Inside these compact cases is a well-known movement, the in-house calibre 6R35. Running at 3Hz and part of the brand’s mid-range portfolio of movement, it is mostly interesting due to its extended power reserve of 70 hours. The movement is hidden behind a closed caseback and, even though not mentioned to us, has a claimed accuracy of -15/+25 seconds per day – which we know to be a rather safe estimation.

Seiko Prospex Automatic Diver 200m SPB317J1

The Seiko Prospex Automatic Diver 200m SPB313J1, SPB315J1 and SPB317J1 will soon be available from the brand’s boutiques and retailers, and are released as part of the permanent collection. Prices are EUR 950 for the SPB317J1 and EUR 1,150 for the SPB313J1 and SPB315J1. For more details, please visit

10 responses

  1. Hi Brice, thanks for this , do you know if the bracelet has got some kind of micro-adjustment on its clasp ?
    Kudos to Seiko for making « wearable » watches again 🙂

  2. @Pierre – thanks for your kind words. There’s no micro-adjustment on the clasp, however, it retains the diving extension to enlarge the bracelet when wearing it over a wetsuit.

  3. They all seem quite nice and at last have sapphire. The trick will be convincing people to pay those prices when they remember what similar pieces cost just a few years ago and when microbrands are offering more, in some cases an SW200 for about half the price.

  4. Super happy to see those. I am confused about where they are made. Do you know if they are made in Japan? There is a J in the model number, but it only says «Japan» on the dial. Usually Seiko makes it clear by writing «made in Japan» or «mov’t Japan».

  5. Just beautiful. I think SPB317 will replace SPB147 as my favourite “affordable” Seiko diver.

    This is a strap watch, but that bracelet looks really expensive for a Seiko—are those end links constructed of multiple pieces?

  6. Accuracy, price, bezel alignment. All three need to be better for this kind of money.

  7. I have received my SPB313 and can answer a couple of the questions above. Firstly, the clasp has a two-position microadjust (spring bar type). The bezel diameter (including the coin edge) is 39mm.

    A couple of further comments: on mine the bezel pip is not off centre. The watches pictured here are clearly pre-production prototypes so it may be something that has been fixed before production – or I might just be lucky.

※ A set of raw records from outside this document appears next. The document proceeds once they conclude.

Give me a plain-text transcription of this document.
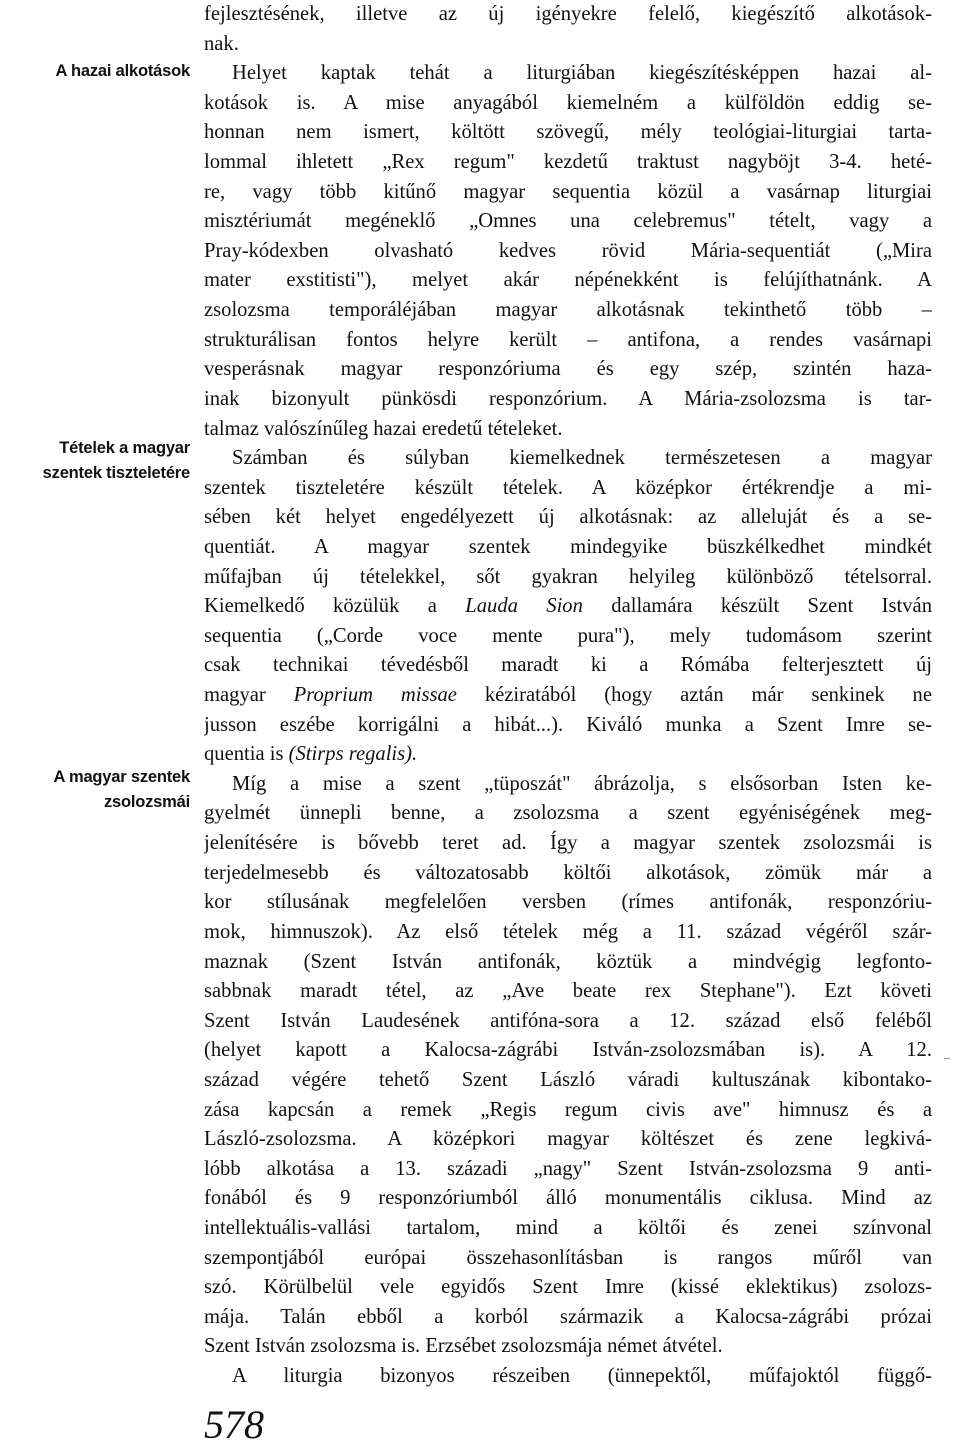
A hazai alkotások
Tételek a magyar
szentek tiszteletére
A magyar szentek
zsolozsmái
fejlesztésének, illetve az új igényekre felelő, kiegészítő alkotások-
nak.
Helyet kaptak tehát a liturgiában kiegészítésképpen hazai al-
kotások is. A mise anyagából kiemelném a külföldön eddig se-
honnan nem ismert, költött szövegű, mély teológiai-liturgiai tarta-
lommal ihletett „Rex regum" kezdetű traktust nagyböjt 3-4. heté-
re, vagy több kitűnő magyar sequentia közül a vasárnap liturgiai
misztériumát megéneklő „Omnes una celebremus" tételt, vagy a
Pray-kódexben olvasható kedves rövid Mária-sequentiát („Mira
mater exstitisti"), melyet akár népénekként is felújíthatnánk. A
zsolozsma temporáléjában magyar alkotásnak tekinthető több –
strukturálisan fontos helyre került – antifona, a rendes vasárnapi
vesperásnak magyar responzóriuma és egy szép, szintén haza-
inak bizonyult pünkösdi responzórium. A Mária-zsolozsma is tar-
talmaz valószínűleg hazai eredetű tételeket.
Számban és súlyban kiemelkednek természetesen a magyar
szentek tiszteletére készült tételek. A középkor értékrendje a mi-
sében két helyet engedélyezett új alkotásnak: az alleluját és a se-
quentiát. A magyar szentek mindegyike büszkélkedhet mindkét
műfajban új tételekkel, sőt gyakran helyileg különböző tételsorral.
Kiemelkedő közülük a Lauda Sion dallamára készült Szent István
sequentia („Corde voce mente pura"), mely tudomásom szerint
csak technikai tévedésből maradt ki a Rómába felterjesztett új
magyar Proprium missae kéziratából (hogy aztán már senkinek ne
jusson eszébe korrigálni a hibát...). Kiváló munka a Szent Imre se-
quentia is (Stirps regalis).
Míg a mise a szent „tüposzát" ábrázolja, s elsősorban Isten ke-
gyelmét ünnepli benne, a zsolozsma a szent egyéniségének meg-
jelenítésére is bővebb teret ad. Így a magyar szentek zsolozsmái is
terjedelmesebb és változatosabb költői alkotások, zömük már a
kor stílusának megfelelően versben (rímes antifonák, responzóriu-
mok, himnuszok). Az első tételek még a 11. század végéről szár-
maznak (Szent István antifonák, köztük a mindvégig legfonto-
sabbnak maradt tétel, az „Ave beate rex Stephane"). Ezt követi
Szent István Laudesének antifóna-sora a 12. század első feléből
(helyet kapott a Kalocsa-zágrábi István-zsolozsmában is). A 12.
század végére tehető Szent László váradi kultuszának kibontako-
zása kapcsán a remek „Regis regum civis ave" himnusz és a
László-zsolozsma. A középkori magyar költészet és zene legkivá-
lóbb alkotása a 13. századi „nagy" Szent István-zsolozsma 9 anti-
fonából és 9 responzóriumból álló monumentális ciklusa. Mind az
intellektuális-vallási tartalom, mind a költői és zenei színvonal
szempontjából európai összehasonlításban is rangos műről van
szó. Körülbelül vele egyidős Szent Imre (kissé eklektikus) zsolozs-
mája. Talán ebből a korból származik a Kalocsa-zágrábi prózai
Szent István zsolozsma is. Erzsébet zsolozsmája német átvétel.
A liturgia bizonyos részeiben (ünnepektől, műfajoktól függő-
578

    Last thing – the markers on these are not applied. They are done the same way nearly all Prospex divers are done – even the high end models like the SLA017. The markers are raised by stamping the dial, and then machined flat to make them shiny before being filled with lume. Seiko’s reasoning for this is the same reason they also do not have applied logos or anything else – they don’t want any risk of anything falling off the dial if the watch receives a hard knock. Whether you want to take that at face value is up to you.

    Overall – I think these are good watches. I think they do enough to justify their pricing and it shouldn’t be hard to find a discount (as I did). I’d honestly rather have one of these than a Doxa.